2002年 6月のフィールドノートから

番外編 6月1日(土)晴れ 千葉県印旛沼→茨城県波崎漁港→千葉県銚子漁港

 このところ千葉県印旛沼で毎年サンカノゴイが観察されていると聞き、4月に奄美に来島された土方さんの案内で観に行くことになった。ところが、(東京に出てくるといつもそうなのだが)前夜飲み過ぎてしまい、待ち合わせに2時間も遅れてしまう。それがたたって、なんとか電車で駆けつけたときにはすでにサンカノゴイの朝の採餌は終わった後。広い水田をいくら見渡しても巨漢のサギの姿はすでにない。時折沼のそばの葦原から太い鳴き声が聞こえるのが恨めしい。オオヨシキリの鳴き声が暑苦しく響く中、田んぼの脇の草にコジュリンがとまったり、水路上をヨシゴイが飛ぶのをぼーっと見つめる。こうなったらサンカノゴイが出てくるまでひたすら待とうかと覚悟を決めたとき、土方さんが魅力的な代案をボクの耳に囁いた。

「実はね、銚子・波崎のほうでアメリカズグロカモメとワライカモメが出ているんですよ!」

 いずれも観たことのない珍鳥。どうしようかと迷っていたら、運良く一羽のサンカノゴイが葦原から飛び出して、遠くの水路に降りていった。ビデオにこそ撮れなかったが、一瞬でも目撃できたからよしということにして、波崎に向かう。

 波崎では大勢のバードウォッチャーが珍カモメの飛来を待っていた。その中にはあまみちゃんこと奄美野鳥の会の吉沢夫妻の姿も。情報を得て朝から待っていらっしゃったらしいが、残念ながら今日はどちらのカモメも出ていないとのこと。朝印旛沼でサンカノゴイを堪能した後、こちらに回ってきた先人もおり、その方が撮影されたビデオを拝見したが、実になんとでかいこと! フレームには顔しか収まりきれず、それさえもはみ出ている有様なのだ。ボクが観た飛翔影とはえらい違い。再び悔しさがこみ上げてくる。それでも珍カモメが観れればよいと、自分に言い聞かす。

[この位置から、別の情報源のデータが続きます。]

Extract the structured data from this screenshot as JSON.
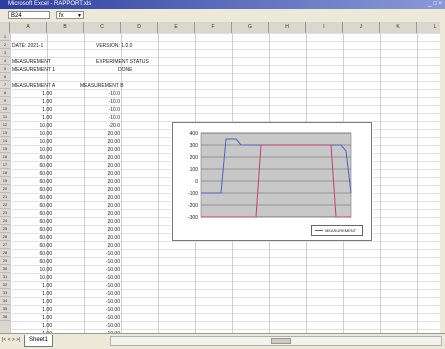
{
  "window": {
    "title": "Microsoft Excel - RAPPORT.xls",
    "controls": "_ □ ×"
  },
  "namebox": {
    "value": "B24"
  },
  "formula_icon": "fx",
  "columns": [
    "A",
    "B",
    "C",
    "D",
    "E",
    "F",
    "G",
    "H",
    "I",
    "J",
    "K",
    "L"
  ],
  "rows": [
    "1",
    "2",
    "3",
    "4",
    "5",
    "6",
    "7",
    "8",
    "9",
    "10",
    "11",
    "12",
    "13",
    "14",
    "15",
    "16",
    "17",
    "18",
    "19",
    "20",
    "21",
    "22",
    "23",
    "24",
    "25",
    "26",
    "27",
    "28",
    "29",
    "30",
    "31",
    "32",
    "33",
    "34",
    "35",
    "36"
  ],
  "sheet": {
    "header1": {
      "a": "DATE: 2021-1",
      "b": "VERSION: 1.0.0"
    },
    "header2": {
      "a": "MEASUREMENT",
      "b": "EXPERIMENT STATUS"
    },
    "header3": {
      "a": "MEASUREMENT 1",
      "b": "DONE"
    },
    "col_heads": {
      "a": "MEASUREMENT A",
      "b": "MEASUREMENT B"
    },
    "data_a": [
      "1.00",
      "1.00",
      "1.00",
      "1.00",
      "10.00",
      "10.00",
      "10.00",
      "10.00",
      "60.00",
      "60.00",
      "60.00",
      "60.00",
      "60.00",
      "60.00",
      "60.00",
      "60.00",
      "60.00",
      "60.00",
      "60.00",
      "60.00",
      "60.00",
      "60.00",
      "10.00",
      "10.00",
      "1.00",
      "1.00",
      "1.00",
      "1.00",
      "1.00",
      "1.00",
      "1.00"
    ],
    "data_b": [
      "-10.0",
      "-10.0",
      "-10.0",
      "-10.0",
      "-20.0",
      "20.00",
      "20.00",
      "20.00",
      "20.00",
      "20.00",
      "20.00",
      "20.00",
      "20.00",
      "20.00",
      "20.00",
      "20.00",
      "20.00",
      "20.00",
      "20.00",
      "20.00",
      "-10.00",
      "-10.00",
      "-10.00",
      "-10.00",
      "-10.00",
      "-10.00",
      "-10.00",
      "-10.00",
      "-10.00",
      "-10.00",
      "-10.00"
    ]
  },
  "chart_data": {
    "type": "line",
    "y_ticks": [
      "400",
      "300",
      "200",
      "100",
      "0",
      "-100",
      "-200",
      "-300"
    ],
    "ylim": [
      -300,
      400
    ],
    "series": [
      {
        "color": "#5060c0",
        "values": [
          -100,
          -100,
          -100,
          -100,
          -100,
          350,
          350,
          350,
          300,
          300,
          300,
          300,
          300,
          300,
          300,
          300,
          300,
          300,
          300,
          300,
          300,
          300,
          300,
          300,
          300,
          300,
          300,
          300,
          300,
          250,
          -100
        ]
      },
      {
        "color": "#c04070",
        "values": [
          -300,
          -300,
          -300,
          -300,
          -300,
          -300,
          -300,
          -300,
          -300,
          -300,
          -300,
          -300,
          300,
          300,
          300,
          300,
          300,
          300,
          300,
          300,
          300,
          300,
          300,
          300,
          300,
          300,
          300,
          -300,
          -300,
          -300,
          -300
        ]
      }
    ],
    "legend": {
      "label": "MEASUREMENT",
      "position": "bottom-right"
    }
  },
  "sheet_tab": {
    "label": "Sheet1"
  },
  "nav_arrows": "|< < > >|"
}
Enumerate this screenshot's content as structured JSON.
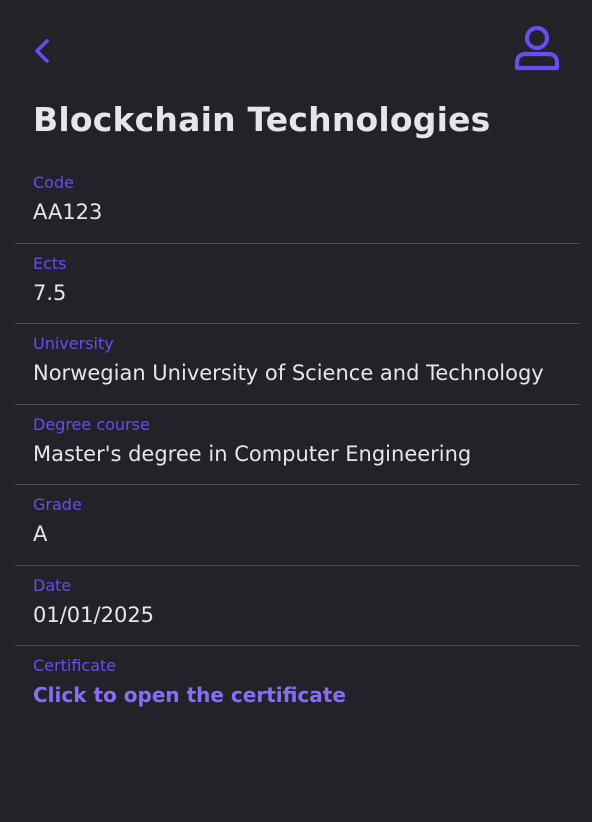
{
  "header": {
    "back_icon": "chevron-left-icon",
    "profile_icon": "user-icon",
    "accent_color": "#6a4cf0"
  },
  "course": {
    "title": "Blockchain Technologies"
  },
  "fields": {
    "code": {
      "label": "Code",
      "value": "AA123"
    },
    "ects": {
      "label": "Ects",
      "value": "7.5"
    },
    "university": {
      "label": "University",
      "value": "Norwegian University of Science and Technology"
    },
    "degree_course": {
      "label": "Degree course",
      "value": "Master's degree in Computer Engineering"
    },
    "grade": {
      "label": "Grade",
      "value": "A"
    },
    "date": {
      "label": "Date",
      "value": "01/01/2025"
    },
    "certificate": {
      "label": "Certificate",
      "link_text": "Click to open the certificate"
    }
  }
}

 波崎は難しそうだと判断し、利根川をはさんで対岸の銚子へ、文字通り河岸をかえる。こちらには波崎を上回る鳥見人の群れ。中には写真家の真木さんや、大学の後輩の私市くんもいる。しばし雑談するともう帰らねばならない時間に。結局、波崎と銚子ではユリカモメを見ただけだったが、数多くの鳥友に会えてそれなりに満足な一日であった(ということにしておこう)。

▲印旛沼名物サンカノゴイ。この写真は翌日、あまみちゃんこと吉沢さんが撮られたもの。観たかったなあ。

6月27日(木)晴れ 湯湾岳周辺

 ひと月近くも留守にすると、奄美の森が恋しくて仕方なくなる。今日は梅雨の合間の晴天なので朝から湯湾岳へと行ってみた。一ヶ月ぶりに山頂に登る。下界ではとうに花期が終わったイジュがここではまだ咲いている。サンコウチョウやズアカアオバトの声を聞きつつ、薄暗い森を掻き分けながらくだる。突然足元から大きな鳥がばたばたと飛び出す。不器用に飛び去った方向を唖然として眺めていたら、またもう一羽。アマミヤマシギだ。夜行性の鳥を昼間観るのは、なんだか休日に私服の先生に会うみたいでばつが悪い。考えすぎか。

 近くのお気に入りスポットへ向かう。ルリカケス、アカヒゲなどがさかんに鳴いている林を抜けて、観察ポイントに着く。足元から今度は小さな影がぴょんと跳ぶ。アマミハナサキガエルだ。このカエルも本来夜行性なので、こんな時間にはあまりお目にかからない。夜行性のカエルを昼間観るのは、なんだかすっぴんのホステスに会うみたいで照れくさい。が、ちゃんとビデオに収めた。

 ここには岩場があるのだが、気の早いアマミイワウチワが一輪、花を咲かせているではないか。奄美固有種の可憐な花ももちろんビデオに収めた。

▲こうして見ると周囲のコケに同化したような色合いのアマミハナサキガエル。
▲気の早いアマミイワウチワが岩陰にひっそり咲いた。

6月29日(土)晴れ 宇検村赤土山

 夜の林道でヒャンを発見。体長は50cmくらいと小さいが、れっきとした親。この美しいヘビはコブラ科に属し、ハブの比ではない強力な毒を持っている。もっとも口が小さく、かまれることは事実上ないため、20cmくらいの距離まで近づいて撮影を行う。

▲奄美大島周辺にしかいないコブラ科のヒャン。